The Poetry Leap: an evening of poetry and translation with Juana Adcock, Mina Gorji, Bhanu Kapil, James Womack, Sasha Dugdale and Maria Stepanova, Saturday 29th February, Old Divinity School, St John’s College, Cambridge

The Poetry Leap: An evening of poetry and translation

Old Divinity School, St John’s College
Cambridge, CB2 1TP

18:00, Saturday 29th February 2020.

Please join us on Leap Saturday, 29th February, from 6pm to hear readings from poets Juana Adcock, Mina Gorji and Bhanu Kapil, followed by a wine reception. From 8pm there will be a poetry in translation reading from James Womack, Sasha Dugdale and Maria Stepanova.

Please let us know you can make it by reserving a free Eventbrite ticket<https://www.eventbrite.co.uk/e/the-poetry-leap-an-evening-of-poetry-and-translation-at-st-johns-college-tickets-91607716145>.
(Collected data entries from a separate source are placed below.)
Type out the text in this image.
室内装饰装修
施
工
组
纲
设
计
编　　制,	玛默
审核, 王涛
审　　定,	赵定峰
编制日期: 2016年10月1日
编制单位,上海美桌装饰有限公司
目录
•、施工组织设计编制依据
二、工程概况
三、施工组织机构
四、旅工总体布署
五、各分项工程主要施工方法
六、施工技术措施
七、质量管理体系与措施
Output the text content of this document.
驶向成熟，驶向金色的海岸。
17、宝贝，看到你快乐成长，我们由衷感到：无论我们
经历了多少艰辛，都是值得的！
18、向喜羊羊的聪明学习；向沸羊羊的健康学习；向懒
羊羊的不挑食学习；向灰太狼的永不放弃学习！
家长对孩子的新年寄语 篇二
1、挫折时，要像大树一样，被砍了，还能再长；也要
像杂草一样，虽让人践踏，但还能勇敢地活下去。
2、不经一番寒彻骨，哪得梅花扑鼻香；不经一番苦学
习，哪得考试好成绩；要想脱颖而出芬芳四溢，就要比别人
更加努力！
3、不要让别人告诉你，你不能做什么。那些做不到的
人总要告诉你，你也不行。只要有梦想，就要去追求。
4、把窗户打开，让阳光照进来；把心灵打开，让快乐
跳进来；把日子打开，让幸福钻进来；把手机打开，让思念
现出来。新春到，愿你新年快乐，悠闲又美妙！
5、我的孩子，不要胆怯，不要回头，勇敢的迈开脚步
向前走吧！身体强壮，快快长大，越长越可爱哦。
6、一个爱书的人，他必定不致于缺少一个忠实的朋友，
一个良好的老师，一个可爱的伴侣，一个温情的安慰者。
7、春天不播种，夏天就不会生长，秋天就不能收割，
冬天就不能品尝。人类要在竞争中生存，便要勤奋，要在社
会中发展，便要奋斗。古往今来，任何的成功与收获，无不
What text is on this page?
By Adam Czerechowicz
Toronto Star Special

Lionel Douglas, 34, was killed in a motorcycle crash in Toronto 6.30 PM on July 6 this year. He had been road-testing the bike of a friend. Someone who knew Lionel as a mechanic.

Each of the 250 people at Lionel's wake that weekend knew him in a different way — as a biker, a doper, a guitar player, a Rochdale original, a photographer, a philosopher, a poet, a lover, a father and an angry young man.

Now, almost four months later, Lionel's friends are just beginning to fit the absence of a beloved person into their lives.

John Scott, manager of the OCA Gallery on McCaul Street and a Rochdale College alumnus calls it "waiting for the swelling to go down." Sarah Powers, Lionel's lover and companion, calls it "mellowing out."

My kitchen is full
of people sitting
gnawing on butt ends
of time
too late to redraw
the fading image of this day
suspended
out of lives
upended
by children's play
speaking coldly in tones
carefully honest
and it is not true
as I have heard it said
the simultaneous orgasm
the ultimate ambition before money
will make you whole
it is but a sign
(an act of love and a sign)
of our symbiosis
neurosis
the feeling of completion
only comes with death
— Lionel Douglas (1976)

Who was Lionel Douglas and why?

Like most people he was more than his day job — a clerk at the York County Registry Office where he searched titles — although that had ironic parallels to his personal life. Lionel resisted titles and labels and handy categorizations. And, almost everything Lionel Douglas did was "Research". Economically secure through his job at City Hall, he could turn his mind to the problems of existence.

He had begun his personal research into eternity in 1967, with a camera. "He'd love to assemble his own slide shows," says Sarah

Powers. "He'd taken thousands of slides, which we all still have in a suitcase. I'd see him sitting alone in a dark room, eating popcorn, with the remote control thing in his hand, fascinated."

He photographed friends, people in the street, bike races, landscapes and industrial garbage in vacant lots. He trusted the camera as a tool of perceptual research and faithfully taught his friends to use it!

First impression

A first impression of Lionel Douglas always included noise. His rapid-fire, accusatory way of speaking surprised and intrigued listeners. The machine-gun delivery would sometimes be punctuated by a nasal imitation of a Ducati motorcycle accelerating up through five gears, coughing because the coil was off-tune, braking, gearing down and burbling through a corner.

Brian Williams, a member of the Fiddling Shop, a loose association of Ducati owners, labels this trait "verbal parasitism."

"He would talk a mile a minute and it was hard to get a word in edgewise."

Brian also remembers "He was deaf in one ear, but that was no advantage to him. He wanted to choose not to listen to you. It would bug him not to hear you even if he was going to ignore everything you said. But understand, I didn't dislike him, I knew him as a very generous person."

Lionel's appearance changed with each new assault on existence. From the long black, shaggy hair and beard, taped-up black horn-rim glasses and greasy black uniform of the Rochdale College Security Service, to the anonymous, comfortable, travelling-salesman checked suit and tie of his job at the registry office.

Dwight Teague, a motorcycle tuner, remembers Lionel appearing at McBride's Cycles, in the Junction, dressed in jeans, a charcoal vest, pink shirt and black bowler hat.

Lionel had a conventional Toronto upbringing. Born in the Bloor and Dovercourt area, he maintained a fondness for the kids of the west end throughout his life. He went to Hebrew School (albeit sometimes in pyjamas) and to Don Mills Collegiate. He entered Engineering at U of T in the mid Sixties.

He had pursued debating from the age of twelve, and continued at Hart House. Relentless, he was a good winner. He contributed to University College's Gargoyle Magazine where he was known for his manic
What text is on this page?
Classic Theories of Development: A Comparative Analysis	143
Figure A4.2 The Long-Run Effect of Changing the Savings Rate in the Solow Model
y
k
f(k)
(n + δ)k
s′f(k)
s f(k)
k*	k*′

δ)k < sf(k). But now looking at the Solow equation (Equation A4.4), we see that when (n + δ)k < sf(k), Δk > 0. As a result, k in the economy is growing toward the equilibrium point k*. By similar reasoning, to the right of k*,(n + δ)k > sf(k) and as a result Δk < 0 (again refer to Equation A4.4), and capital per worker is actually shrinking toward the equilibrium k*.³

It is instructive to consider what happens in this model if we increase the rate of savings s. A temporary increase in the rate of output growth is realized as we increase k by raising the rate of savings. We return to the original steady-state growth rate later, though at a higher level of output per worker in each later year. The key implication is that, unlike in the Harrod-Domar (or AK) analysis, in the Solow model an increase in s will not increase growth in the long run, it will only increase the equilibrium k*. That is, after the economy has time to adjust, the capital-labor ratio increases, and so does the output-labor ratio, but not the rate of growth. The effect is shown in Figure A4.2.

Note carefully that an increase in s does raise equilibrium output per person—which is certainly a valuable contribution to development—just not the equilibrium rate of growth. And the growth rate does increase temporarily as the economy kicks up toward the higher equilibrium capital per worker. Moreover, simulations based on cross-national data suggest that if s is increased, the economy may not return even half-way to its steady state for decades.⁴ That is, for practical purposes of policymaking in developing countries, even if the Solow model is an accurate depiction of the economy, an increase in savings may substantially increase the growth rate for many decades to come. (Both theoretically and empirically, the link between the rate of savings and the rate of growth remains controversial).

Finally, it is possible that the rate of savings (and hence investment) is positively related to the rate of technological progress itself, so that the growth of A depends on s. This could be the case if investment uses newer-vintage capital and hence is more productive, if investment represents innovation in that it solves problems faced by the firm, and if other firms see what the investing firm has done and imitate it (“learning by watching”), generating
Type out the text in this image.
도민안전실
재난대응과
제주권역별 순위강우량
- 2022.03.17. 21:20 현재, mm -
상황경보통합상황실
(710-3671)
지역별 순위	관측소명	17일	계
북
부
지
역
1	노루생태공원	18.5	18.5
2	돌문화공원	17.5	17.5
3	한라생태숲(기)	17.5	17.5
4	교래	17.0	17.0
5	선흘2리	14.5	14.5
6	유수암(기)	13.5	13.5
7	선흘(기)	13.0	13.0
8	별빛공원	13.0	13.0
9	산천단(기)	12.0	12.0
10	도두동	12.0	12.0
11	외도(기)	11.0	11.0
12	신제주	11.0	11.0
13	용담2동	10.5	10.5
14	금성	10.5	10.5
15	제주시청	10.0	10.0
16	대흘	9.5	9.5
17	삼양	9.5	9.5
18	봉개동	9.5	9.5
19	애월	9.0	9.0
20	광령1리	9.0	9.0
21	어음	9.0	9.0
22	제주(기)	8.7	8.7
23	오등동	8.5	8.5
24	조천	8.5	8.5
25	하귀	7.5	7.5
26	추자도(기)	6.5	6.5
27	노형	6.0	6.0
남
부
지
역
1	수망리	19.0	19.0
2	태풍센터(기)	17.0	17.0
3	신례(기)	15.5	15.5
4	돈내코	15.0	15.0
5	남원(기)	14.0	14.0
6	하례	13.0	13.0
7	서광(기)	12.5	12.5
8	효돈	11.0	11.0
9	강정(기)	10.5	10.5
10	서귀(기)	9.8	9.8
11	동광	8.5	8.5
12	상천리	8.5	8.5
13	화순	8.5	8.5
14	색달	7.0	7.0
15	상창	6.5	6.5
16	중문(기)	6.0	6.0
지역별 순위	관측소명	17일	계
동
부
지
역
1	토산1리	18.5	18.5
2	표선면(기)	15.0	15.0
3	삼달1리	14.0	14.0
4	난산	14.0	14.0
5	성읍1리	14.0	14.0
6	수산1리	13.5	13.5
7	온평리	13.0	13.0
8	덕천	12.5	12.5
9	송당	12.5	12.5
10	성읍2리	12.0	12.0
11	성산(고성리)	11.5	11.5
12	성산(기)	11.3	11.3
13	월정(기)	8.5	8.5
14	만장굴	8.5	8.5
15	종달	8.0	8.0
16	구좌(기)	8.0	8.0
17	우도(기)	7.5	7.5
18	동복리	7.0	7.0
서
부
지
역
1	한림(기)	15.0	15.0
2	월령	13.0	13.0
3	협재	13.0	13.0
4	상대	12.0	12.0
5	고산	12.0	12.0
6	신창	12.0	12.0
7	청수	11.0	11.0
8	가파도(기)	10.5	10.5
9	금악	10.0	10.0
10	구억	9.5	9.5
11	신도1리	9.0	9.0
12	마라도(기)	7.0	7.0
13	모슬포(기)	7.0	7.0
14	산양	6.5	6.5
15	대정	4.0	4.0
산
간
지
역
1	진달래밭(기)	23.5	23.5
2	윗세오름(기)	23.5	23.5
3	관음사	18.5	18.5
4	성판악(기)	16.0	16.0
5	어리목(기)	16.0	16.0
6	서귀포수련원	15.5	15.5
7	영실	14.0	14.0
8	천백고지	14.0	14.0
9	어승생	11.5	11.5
Juana Adcock is a poet, translator and performer. Her Spanish-language poetry collection, Manca, explores the anatomy of violence in the Mexican drug war and was named by Reforma’s distinguished critic Sergio González Rodríguez as one of the best books published in 2014. In 2016 she was named one of the ‘Ten New Voices from Europe’ by Literature Across Frontiers, and she has performed at numerous literary festivals internationally. Her English-language debut, Split (Blue Diode Press, 2019) was awarded the Poetry Book Society Choice.

Mina Gorji is a lecturer in the English Faculty, Cambridge and a fellow of Pembroke College. Her published work includes a study of John Clare, and essays on unsituatedness, awkwardness, mess, weeds and rudeness. She is currently writing about listening in and to poetry of the Romantic Period. Her poems have appeared, among other places, in Magma, PN Review, London Magazine, The International Literary Quarterly and New Poetries V. Her debut, Art of Escape, was published by Carcanet in January 2020 and was a Telegraph Book of the Month.

Bhanu Kapil is the author of six full-length poetry collections, including How To Wash A Heart (forthcoming from Pavilion Poetry in April 2020) and a new edition of Incubation: a space for monsters (forthcoming from Kelsey Street Press, also in April 2020). She has also been commissioned to write a work of poetic science-fiction by Ignota Press, a companion piece to a new translation of Hildegard von Bingen’s Unknown Language by Huw Lemmey (due date: April 2020!) Kapil also maintains a public notebook in which possible next works are dreamed, transcribed, unfolded and sometimes lost.

The second part of the evening will be readings by Maria Stepanova (translated by Sasha Dugdale) and James Womack reading his acclaimed translations of Manuel Vilas.

Maria Stepanova is a poet, essayist, journalist and the author of ten poetry collections and two books of essays. She has been awarded several Russian and international literary awards (including the prestigious Andrey Bely Prize and Joseph Brodsky Fellowship). Her poetry will be published by Bloodaxe in 2020. Her book In Memory of Memory is a book-length study in the field of cultural history. It won Russia’s Big Book Award in 2018 and will be published in English by New Directions in the US and Fitzcarraldo in the UK in 2020. She is Editor-in-Chief of the independent Russian cultural news site Colta.ru.

James Womack (1979) is the author of three books of poems: Misprint (2012), On Trust: A Book of Lies (2017, shortlisted for the Ledbury Forte Prize), and Homunculus (forthcoming 2020). He has translated a large number of books from Spanish and Russian, including work by Vladimir Mayakovsky (‘Vladimir Mayakovsky’ And Other Poems, 2016), Roberto Arlt (The Mad Toy, 2010) and Silvina Ocampo (The Topless Tower, 2009). His most recent full-length collection of translations is Manuel Vilas’s Heaven (2020), and he is currently working on a version of Camilo José Cela’s La Colmena.

Maria is translated by Sasha Dugdale, and the translations of her poetry and prose will be published by Bloodaxe and Fitzcarraldo Editions in 2020. Sasha is former editor of Modern Poetry in Translation and poet-in-residence at St John’s College, Cambridge (2018-2020).